Practicing ArchitecturePracticing Architecture
By Terrence Canela, Esq.
Intellectual property laws seek to strike balance between protecting the interests of an author (copyrights), inventor (patents), or business owner (trademarks) and the interests of the public, while fostering a vibrant environment of creativity (copyrights and patents) and protecting consumers (trademarks.)
For architects, most intellectual property issues will be with respect to copyright.
Traditionally, if you created an original copyrightable work and reduced it to a fixed medium, it is yours. But as a design professional, what is yours depends:
- If you work for a firm, the firm may own your work.
- If your firm’s contracts stipulate the client owns what you create, then the intellectual property may belong to client.
- If the work you do is “work-for-hire,” then your creation belongs to the person or entity paying.
If you own the work, you can license its use or sell it. For architects, typically, an engagement contract will specify who owns the copyright in the work provided. See an explanation of AIA Contract Document B101 and other owner/architect contract documents.
What Is Protected By Intellectual Property Laws?
Three things generally are subject to copyright:
- The technical aspects of the drawing
- The artistic aspects of the drawings, assuming the structure contains components that could exist as separate works of art
- The design of the building
The U.S. Copyright Act of 1976 applies to the first two bullets; for the third, the Architectural Works Copyright Protection Act of 1990 (PDF).
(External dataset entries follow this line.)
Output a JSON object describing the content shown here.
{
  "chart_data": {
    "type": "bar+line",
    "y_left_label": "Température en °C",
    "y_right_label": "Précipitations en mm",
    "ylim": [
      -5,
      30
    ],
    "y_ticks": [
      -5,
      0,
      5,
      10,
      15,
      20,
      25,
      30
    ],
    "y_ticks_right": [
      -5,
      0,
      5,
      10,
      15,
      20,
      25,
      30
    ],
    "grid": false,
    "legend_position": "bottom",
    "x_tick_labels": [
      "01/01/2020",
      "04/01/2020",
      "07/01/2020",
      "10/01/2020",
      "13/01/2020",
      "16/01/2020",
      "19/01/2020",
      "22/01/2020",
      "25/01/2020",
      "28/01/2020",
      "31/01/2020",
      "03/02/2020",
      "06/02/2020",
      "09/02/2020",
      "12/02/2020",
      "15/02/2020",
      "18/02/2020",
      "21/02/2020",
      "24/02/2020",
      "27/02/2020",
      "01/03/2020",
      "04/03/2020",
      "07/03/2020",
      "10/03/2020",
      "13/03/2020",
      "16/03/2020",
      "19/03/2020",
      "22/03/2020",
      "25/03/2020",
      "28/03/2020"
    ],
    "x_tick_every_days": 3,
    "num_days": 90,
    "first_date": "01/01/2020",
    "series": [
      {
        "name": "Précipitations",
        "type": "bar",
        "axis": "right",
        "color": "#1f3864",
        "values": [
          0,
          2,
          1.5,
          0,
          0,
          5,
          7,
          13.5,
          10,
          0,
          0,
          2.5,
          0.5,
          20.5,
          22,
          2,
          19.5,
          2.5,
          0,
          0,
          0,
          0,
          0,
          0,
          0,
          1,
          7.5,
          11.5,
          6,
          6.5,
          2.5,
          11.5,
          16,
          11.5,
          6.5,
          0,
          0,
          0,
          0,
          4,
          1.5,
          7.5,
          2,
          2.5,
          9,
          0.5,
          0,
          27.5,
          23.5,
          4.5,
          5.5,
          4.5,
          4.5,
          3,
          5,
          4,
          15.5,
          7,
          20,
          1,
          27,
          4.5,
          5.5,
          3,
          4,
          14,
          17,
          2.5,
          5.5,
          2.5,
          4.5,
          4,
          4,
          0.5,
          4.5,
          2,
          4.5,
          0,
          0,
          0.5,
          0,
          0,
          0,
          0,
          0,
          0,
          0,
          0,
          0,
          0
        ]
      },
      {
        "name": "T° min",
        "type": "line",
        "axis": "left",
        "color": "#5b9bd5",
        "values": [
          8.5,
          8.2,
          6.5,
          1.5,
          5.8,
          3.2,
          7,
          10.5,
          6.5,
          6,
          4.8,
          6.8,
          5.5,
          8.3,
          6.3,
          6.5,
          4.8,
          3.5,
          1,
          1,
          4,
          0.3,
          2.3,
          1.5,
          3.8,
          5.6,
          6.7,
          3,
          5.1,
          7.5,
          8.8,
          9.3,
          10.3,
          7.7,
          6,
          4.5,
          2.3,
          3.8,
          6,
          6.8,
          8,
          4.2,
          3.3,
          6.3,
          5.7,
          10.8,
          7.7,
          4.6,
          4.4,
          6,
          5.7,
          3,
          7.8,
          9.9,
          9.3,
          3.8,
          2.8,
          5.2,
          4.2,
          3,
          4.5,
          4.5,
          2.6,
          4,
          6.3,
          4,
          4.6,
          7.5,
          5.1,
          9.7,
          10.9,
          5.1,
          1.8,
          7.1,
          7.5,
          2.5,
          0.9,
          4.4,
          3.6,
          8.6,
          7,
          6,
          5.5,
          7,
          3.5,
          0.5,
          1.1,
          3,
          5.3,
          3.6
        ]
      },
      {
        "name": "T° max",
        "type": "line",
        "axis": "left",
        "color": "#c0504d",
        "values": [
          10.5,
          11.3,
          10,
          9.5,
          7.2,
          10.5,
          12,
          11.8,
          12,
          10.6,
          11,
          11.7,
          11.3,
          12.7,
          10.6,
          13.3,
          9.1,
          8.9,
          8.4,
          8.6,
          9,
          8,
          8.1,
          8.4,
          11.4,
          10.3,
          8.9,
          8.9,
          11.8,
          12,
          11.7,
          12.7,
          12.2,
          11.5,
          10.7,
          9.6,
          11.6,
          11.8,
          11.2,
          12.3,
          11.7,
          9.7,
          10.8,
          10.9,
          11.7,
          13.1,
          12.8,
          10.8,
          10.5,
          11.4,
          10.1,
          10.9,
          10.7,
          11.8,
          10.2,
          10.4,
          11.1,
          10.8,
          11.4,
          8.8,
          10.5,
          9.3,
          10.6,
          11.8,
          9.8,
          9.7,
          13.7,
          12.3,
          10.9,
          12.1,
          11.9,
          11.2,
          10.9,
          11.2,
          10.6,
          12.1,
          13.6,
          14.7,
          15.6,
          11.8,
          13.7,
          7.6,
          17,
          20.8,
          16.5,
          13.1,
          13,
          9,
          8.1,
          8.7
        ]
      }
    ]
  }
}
Ideas, concepts, standard building features, or other functional design elements necessary to meet technical or constructional requirements are not protected.
Artists also retain certain rights under the Visual Artist Rights Act of 1990 (VARA). Under VARA, exhibited paintings, drawings, prints, sculptures, and still photographic images receive certain protections.
- If you use an artist’s work, be aware that the artist may retain certain rights of attribution and integrity, which means, respectively, credit and the right to protect the artist’s reputation against modifications of the artist’s work.
- If you transfer copyright to someone else or they transfer it to you, the transfer must be in writing and signed by the copyright owner.
Whether one work infringes on the copyright of another will depend on an objective standard: Whether a layperson would find the work substantially similar.
Under the Berne Convention, of which the U.S. is member signatory nation, U.S. copyright law may be enforced against U.S. based architects by a foreign national or entity for a project in another Berne Convention member country.
- Have a prior written agreement in place that specifies intellectual property rights:
- Include who owns what and what the parties can do with what is owned.
- Include what happens if the agreement terminates early.
- Make sure you understand what you do and do not own and what everyone can and cannot do with respect to what you own.
- Make sure you understand what you can and cannot do with what someone else owns.
- If you seek copyright protection, make sure you comply with the statutory copyright requirements within three months to take full advantage of the statutory damages.
- Make sure you have not assigned your rights to someone else. If you do, make sure you understand what you have given.